In our modern world, we no longer face saber tooth tigers or hungry packs of wolves as part of our daily routine, but we are still wired to recognize and react to what we perceive as “dangerous”.
Unfortunately, our primitive brains haven’t quite caught up with the modern world, and so they are still interpreting a lot of nonthreatening events as dire.
An example: Rejection. A lot of us are afraid to produce art, succeed in a field, reach big goals, or otherwise improve ourselves because, deep down, we are afraid the people around us might reject this new version of ourselves.
Or worse, what if we fail, and are rejected en mass? What if we produce something terrible and are publicly mocked and ridiculed?
There’s a reason why this thought is so paralyzing, and that is the fear of rejection is tied directly to the fear of death. In his amazing book, The Gift of Fear, Gavin de Becker goes into much more detail on the how and why of this, but simply put: In the most basic part of our brains, we still link rejection from the group to imminent death. Therefore, it’s much, much safer not to produce anything that can be judged or hated.
This fear goes even deeper, though. It has its sinister claws in something even more relevant to us than our survival.
Fear of failure, particularly in a field we’re passionate about, ties to losing our very identity.
We have egos, all of us, which latch on to the world around us and begin identifying with things outside ourselves.
“I like this band, therefore, I become this band, and any criticism of my favorite band can cause me pain.”
Look at sporting events—how many times are people killed in the resulting brawls after one team defeats another?
And this is a sport that we might only watch. Imagine how potent the influence on our ego of something we created. Something we did. If I write a book, in a way, I feel that I am that book. And the problem with that mentality is that there are people who are going to hate that book.
If I identify with the book—if I feel I am the book—then this ridicule is no longer directed at an object (a book), it is directed at the very core of me, the very fiber of my being. It is attacking who I am, and the statement, “This book fails to entertain me,” becomes “You have failed at being you.”
But you’re not your book.
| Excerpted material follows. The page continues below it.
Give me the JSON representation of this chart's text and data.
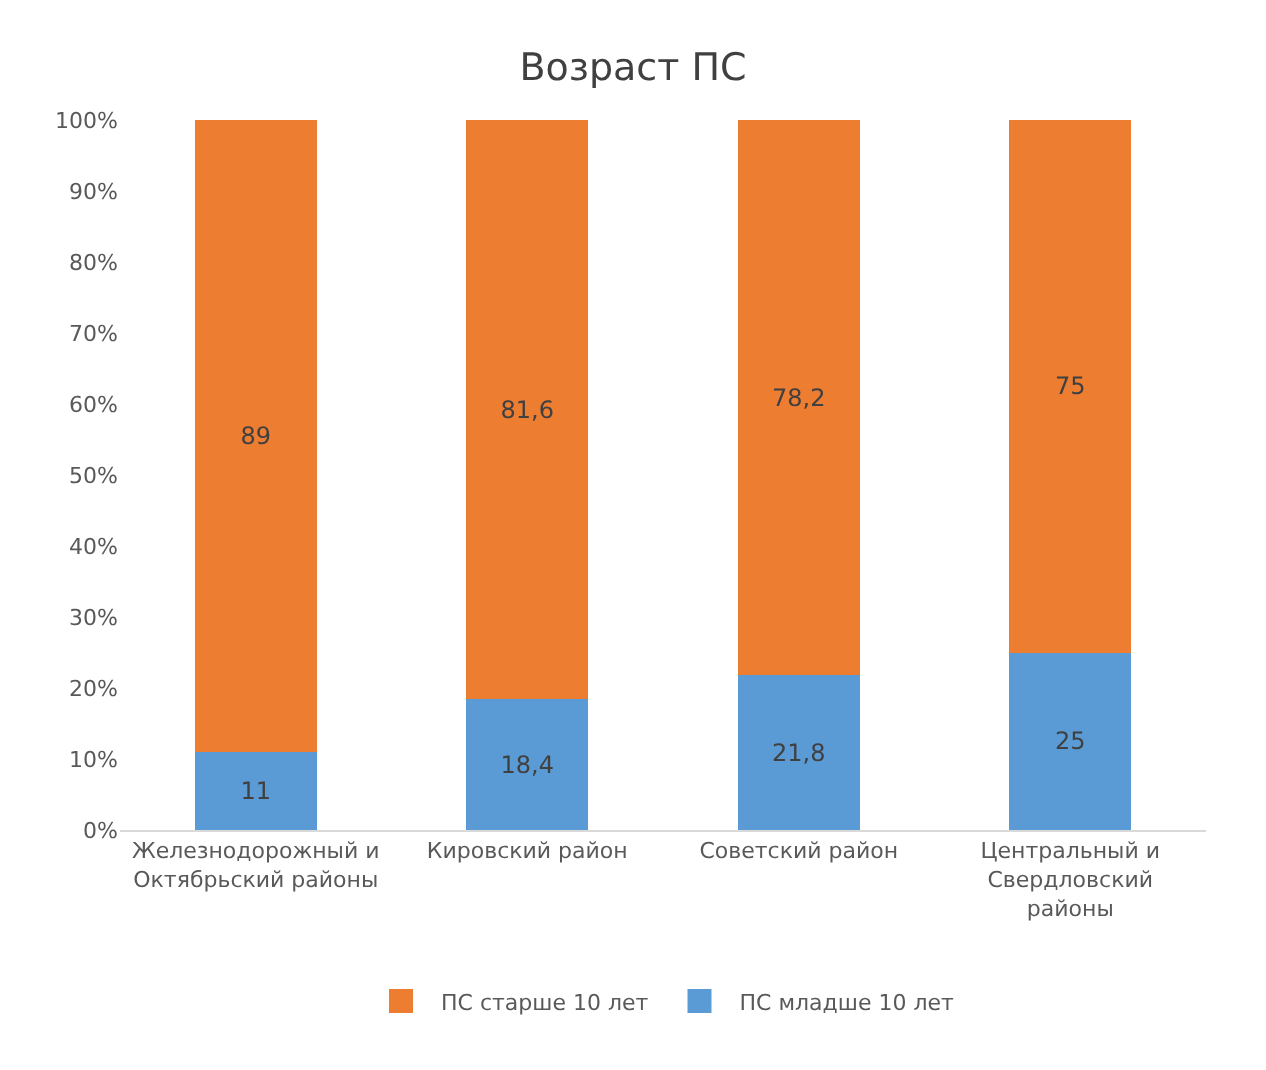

Your book is a collection of words strung together on a series of pages that tell a story. Sure, you wrote it, but that doesn’t make it you.
So, for your long-term fear battling strategies, remember that the fear is irrational. It’s rooted in two very core parts of your psyche: Your survival and your identity. The fear creates a knee-jerk reaction that prevents calm, rational thought and creates an environment where failure is so dangerous, so destructive, that you are best off giving up on the whole endeavor before you even begin.
There is power in knowing this. There is tremendous power in recognizing the fear for what it is. This is the equivalent of standing in a dark room, then turning on the light. It might still be creepy, but at least you can see.
Here’s a strategy for dealing with resistance: Next time you feel it rise up within you, start by letting it hit you full-force. Don’t fight it, don’t try to suppress it, just let that wave of fear or doubt or whatever it is wash over you.
The sensation, once left alone, can only last about 7 to 12 seconds. (Suppressed, it can fester for years.)
Once the initial wave of dread has passed, take a deep breath, and say to yourself, “I recognize that I am afraid. I recognize that failure scares me. I’m OK with this — I’m going to do this anyway, even though I’m afraid.”
Will your fear magically disappear? No, but you’ll have taken control of the situation, and you’ll have gone from knee-jerk panic reaction to decisive and in charge. You don’t have to be fearless, you just have to take deliberate, conscious action.
Life unfolds in proportion to your courage — will you be your biggest obstacle, or your greatest ally?